Gestion de l’eau
Pourquoi l'eau est le premier arbitrage de tout projet agricole dans le delta
3 septembre 2026 · 6 min de lecture
Dans la vallée et le delta du fleuve Sénégal, la pluviométrie ne permet pas une agriculture de plein champ régulière. L'irrigation n'y est pas un complément : elle est la condition de la production. Cette dépendance déplace le centre de gravité d'un projet agricole. Avant de choisir des cultures, un mode de conduite ou un calendrier, il faut savoir ce que la ressource permet réellement — et ce qu'elle permettra encore dans dix ans.
Une ressource partagée, jamais une ressource acquise
Le delta est un système partagé entre la riziculture, le maraîchage, l'élevage, les usages domestiques et les équilibres écologiques des zones humides. Un prélèvement supplémentaire n'est jamais neutre : il s'inscrit dans une allocation qui fait l'objet de règles, d'arbitrages et de contrôles.
Pour un porteur de projet, cela a une conséquence concrète : la disponibilité de l'eau ne se déduit pas de la proximité du fleuve. Elle se vérifie — par des études, par le dialogue avec les autorités compétentes et par l'examen des droits d'usage existants. Un site attractif sur le papier peut se révéler impraticable une fois cette vérification faite.
Ce que la contrainte impose à la conception
Quand l'eau est le facteur limitant, la culture sous abri change de statut. Elle n'est plus seulement un moyen d'obtenir une production régulière et protégée : elle devient un instrument d'économie, parce qu'elle réduit l'évaporation et permet un pilotage fin des apports.
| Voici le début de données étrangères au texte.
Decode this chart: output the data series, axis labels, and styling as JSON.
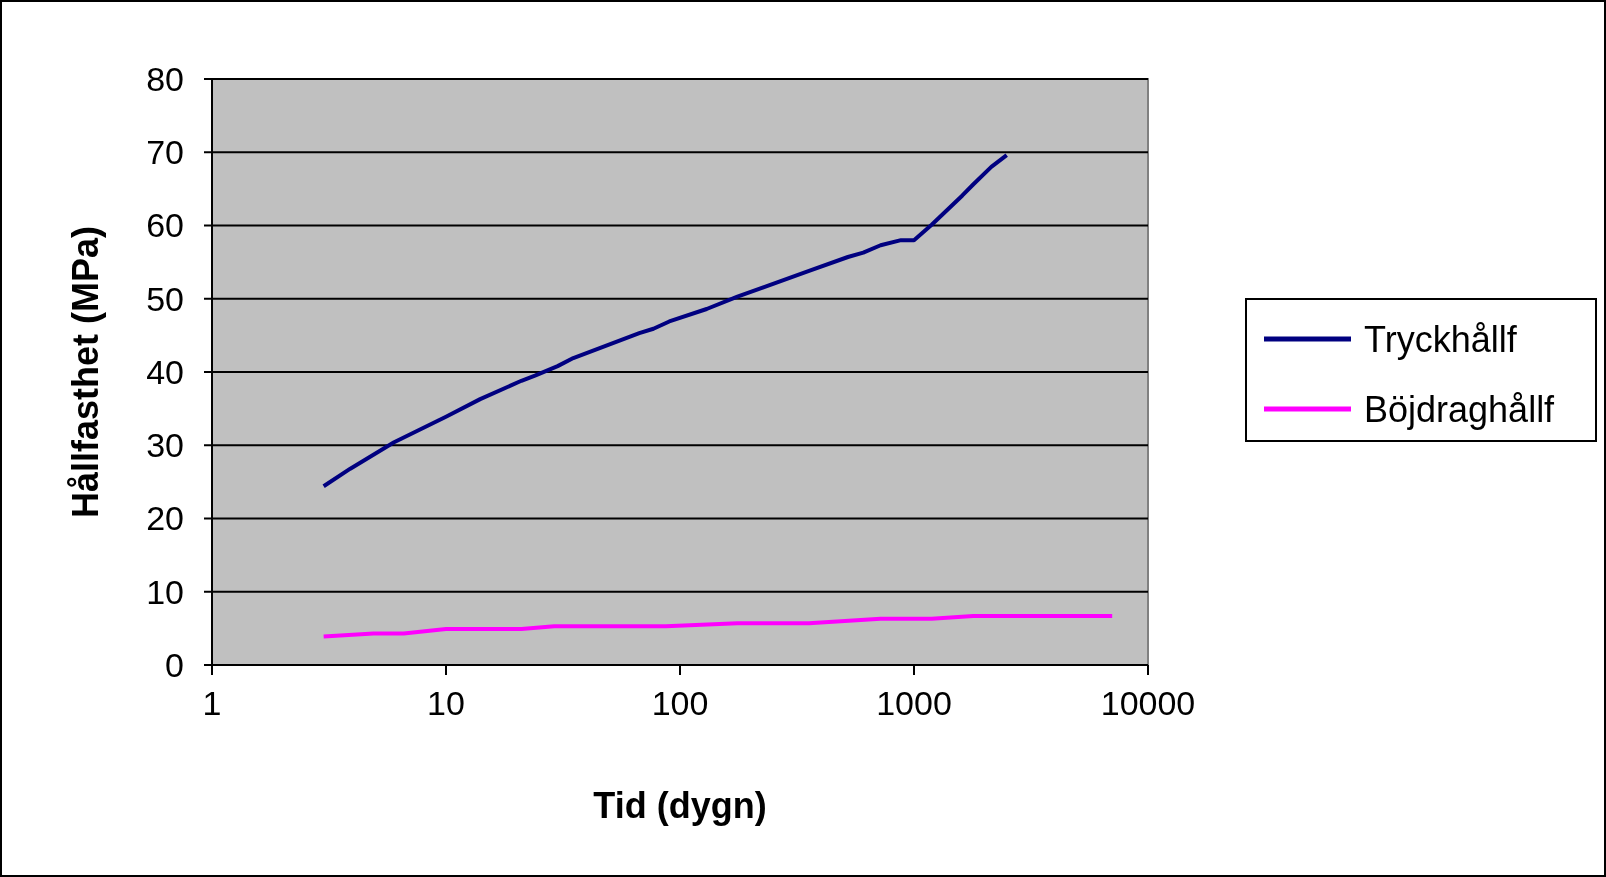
{
  "chart_data": {
    "type": "line",
    "xlabel": "Tid (dygn)",
    "ylabel": "Hållfasthet (MPa)",
    "log": "x",
    "xlim": [
      1,
      10000
    ],
    "xticks": [
      1,
      10,
      100,
      1000,
      10000
    ],
    "ylim": [
      0,
      80
    ],
    "yticks": [
      0,
      10,
      20,
      30,
      40,
      50,
      60,
      70,
      80
    ],
    "grid": "y",
    "legend": "right",
    "marker": "none",
    "line_style": "solid",
    "series": [
      {
        "name": "Tryckhållf",
        "color": "#000080",
        "x": [
          3,
          3.9,
          6,
          10,
          14,
          21,
          24,
          30,
          35,
          67,
          77,
          90,
          130,
          176,
          356,
          522,
          607,
          720,
          880,
          1000,
          1190,
          1610,
          1790,
          2140,
          2490
        ],
        "values": [
          24.4,
          26.8,
          30.4,
          33.9,
          36.3,
          38.8,
          39.5,
          40.8,
          41.9,
          45.3,
          45.9,
          46.9,
          48.6,
          50.3,
          53.8,
          55.7,
          56.3,
          57.3,
          58,
          58,
          60.1,
          64.1,
          65.6,
          68,
          69.6
        ]
      },
      {
        "name": "Böjdraghållf",
        "color": "#ff00ff",
        "x": [
          3,
          4.9,
          6.6,
          10,
          21,
          29,
          87,
          176,
          356,
          720,
          1190,
          1790,
          7030
        ],
        "values": [
          3.9,
          4.3,
          4.3,
          4.9,
          4.9,
          5.3,
          5.3,
          5.7,
          5.7,
          6.3,
          6.3,
          6.7,
          6.7
        ]
      }
    ]
  }
}
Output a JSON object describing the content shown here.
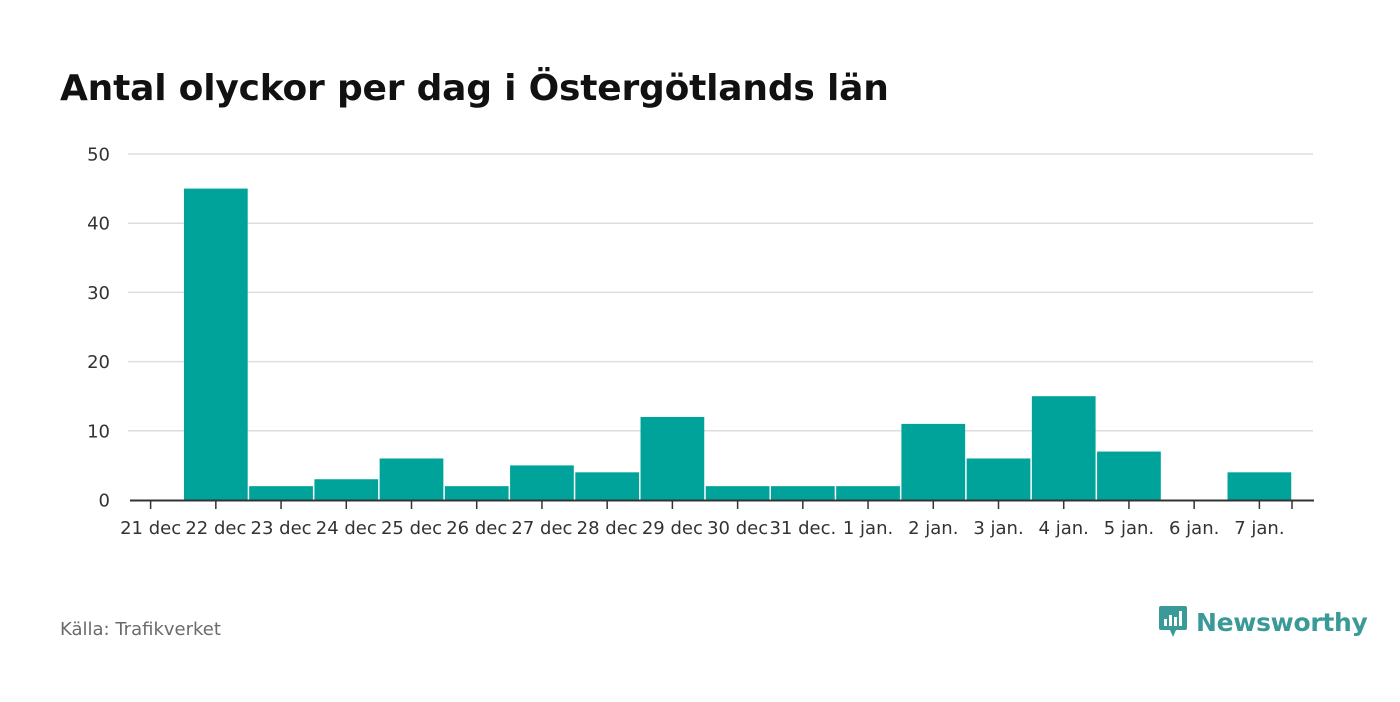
{
  "title": "Antal olyckor per dag i Östergötlands län",
  "source": "Källa: Trafikverket",
  "brand": "Newsworthy",
  "colors": {
    "bar": "#00a39a",
    "grid": "#dddddd",
    "axis": "#333333",
    "brand": "#3a9a97"
  },
  "chart_data": {
    "type": "bar",
    "categories": [
      "21 dec",
      "22 dec",
      "23 dec",
      "24 dec",
      "25 dec",
      "26 dec",
      "27 dec",
      "28 dec",
      "29 dec",
      "30 dec",
      "31 dec.",
      "1 jan.",
      "2 jan.",
      "3 jan.",
      "4 jan.",
      "5 jan.",
      "6 jan.",
      "7 jan."
    ],
    "values": [
      0,
      45,
      2,
      3,
      6,
      2,
      5,
      4,
      12,
      2,
      2,
      2,
      11,
      6,
      15,
      7,
      0,
      4
    ],
    "title": "Antal olyckor per dag i Östergötlands län",
    "xlabel": "",
    "ylabel": "",
    "ylim": [
      0,
      50
    ],
    "yticks": [
      0,
      10,
      20,
      30,
      40,
      50
    ],
    "grid": true
  }
}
La même logique s'applique au sol. Un sol pauvre en matière organique retient mal l'eau, ce qui augmente les besoins d'irrigation à production égale. Travailler la matière organique n'est donc pas seulement une pratique agronomique vertueuse : c'est une manière de réduire la consommation d'eau. C'est l'une des raisons pour lesquelles la valorisation des matières organiques disponibles localement occupe une place centrale dans le modèle d'AGRISANA.
Mesurer avant de revendiquer
Un projet qui affirme « économiser l'eau » sans indicateur ne dit rien. L'indicateur qui compte est la consommation par unité produite — mètres cubes par tonne, ou par millier d'œufs — car il rapporte la ressource au résultat, et non à la surface.
Cet indicateur ne peut être renseigné qu'après un cycle de production complet. C'est pourquoi AGRISANA le publie aujourd'hui comme en cours de définition plutôt que d'avancer une valeur prévisionnelle qui n'engagerait personne.